Can anyone explain what this theorem is trying to say?
Theorem 1. The necessary and sufficient conditions for positive integers $d_1,d_2,\cdots, d_n$ to be realizable ( as the degrees of the vertices of a linear graph ) are : 
(i) $ \sum_{i=1}^nd_i=2e$, where e is an integer,
(ii) $ \sum_{i=1}^{n-1}d_i \geq d_n$.
 A: I'm guessing "linear graph" means "multigraph without loops" and the integers are arranged in non-decreasing order - otherwise this theorem does not seem realistic.
The degree of a vertex is the number of edges in the graph that have an endpoint on that vertex. Given a set of points, we can ask what the possible combinations of degrees (or degree sequences) are for a graph using those points as vertices; and in particular we can assign an integer to each point and ask whether there is a way to draw edges between the points such that the degree of each vertex is the number we assigned to it.
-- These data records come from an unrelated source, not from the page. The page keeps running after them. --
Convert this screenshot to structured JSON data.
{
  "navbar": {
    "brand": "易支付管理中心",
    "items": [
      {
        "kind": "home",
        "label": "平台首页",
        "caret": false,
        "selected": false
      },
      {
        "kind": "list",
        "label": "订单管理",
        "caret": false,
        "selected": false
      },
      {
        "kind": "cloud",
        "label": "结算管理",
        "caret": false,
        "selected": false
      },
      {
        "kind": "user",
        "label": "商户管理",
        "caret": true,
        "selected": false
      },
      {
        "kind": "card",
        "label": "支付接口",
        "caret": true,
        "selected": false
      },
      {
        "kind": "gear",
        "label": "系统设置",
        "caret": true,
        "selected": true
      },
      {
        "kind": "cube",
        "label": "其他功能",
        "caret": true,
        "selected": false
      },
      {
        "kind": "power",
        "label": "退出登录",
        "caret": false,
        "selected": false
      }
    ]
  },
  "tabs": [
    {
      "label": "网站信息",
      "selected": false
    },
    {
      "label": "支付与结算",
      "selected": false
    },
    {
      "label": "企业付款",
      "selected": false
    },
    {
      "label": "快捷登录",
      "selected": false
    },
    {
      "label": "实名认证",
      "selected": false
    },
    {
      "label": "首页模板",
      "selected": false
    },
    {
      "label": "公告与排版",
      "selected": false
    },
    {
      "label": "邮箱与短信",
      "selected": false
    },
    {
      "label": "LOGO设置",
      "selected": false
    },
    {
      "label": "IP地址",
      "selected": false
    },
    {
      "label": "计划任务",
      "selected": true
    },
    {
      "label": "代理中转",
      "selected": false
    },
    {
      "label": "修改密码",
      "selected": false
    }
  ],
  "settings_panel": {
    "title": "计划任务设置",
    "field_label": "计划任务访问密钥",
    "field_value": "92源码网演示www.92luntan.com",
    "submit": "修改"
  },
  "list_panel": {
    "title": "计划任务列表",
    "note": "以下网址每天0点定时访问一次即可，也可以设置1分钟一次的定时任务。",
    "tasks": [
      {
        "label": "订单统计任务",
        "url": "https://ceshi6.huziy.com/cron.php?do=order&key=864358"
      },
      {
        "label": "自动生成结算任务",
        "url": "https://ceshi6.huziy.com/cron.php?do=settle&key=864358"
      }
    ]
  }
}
Now, it should be fairly obvious that the two given conditions are necessary for such a graph to exist - given such a graph we can conclude them quite easily:
(i) Every edge contributes $1$ to the degree of each of its two endpoints, and thus the sum of degrees is always twice the edge count.
(ii) Given that we are not allowed loops, the degree $d_n$ of the last vertex must be at most the sum of all the other degrees, since each of the $d_n$ edges attached it contributes $1$ to the degree of some other vertex.
Thus, the main content of the theorem is the converse - the claim that if (i) and (ii) hold then there is a graph with the desired degrees.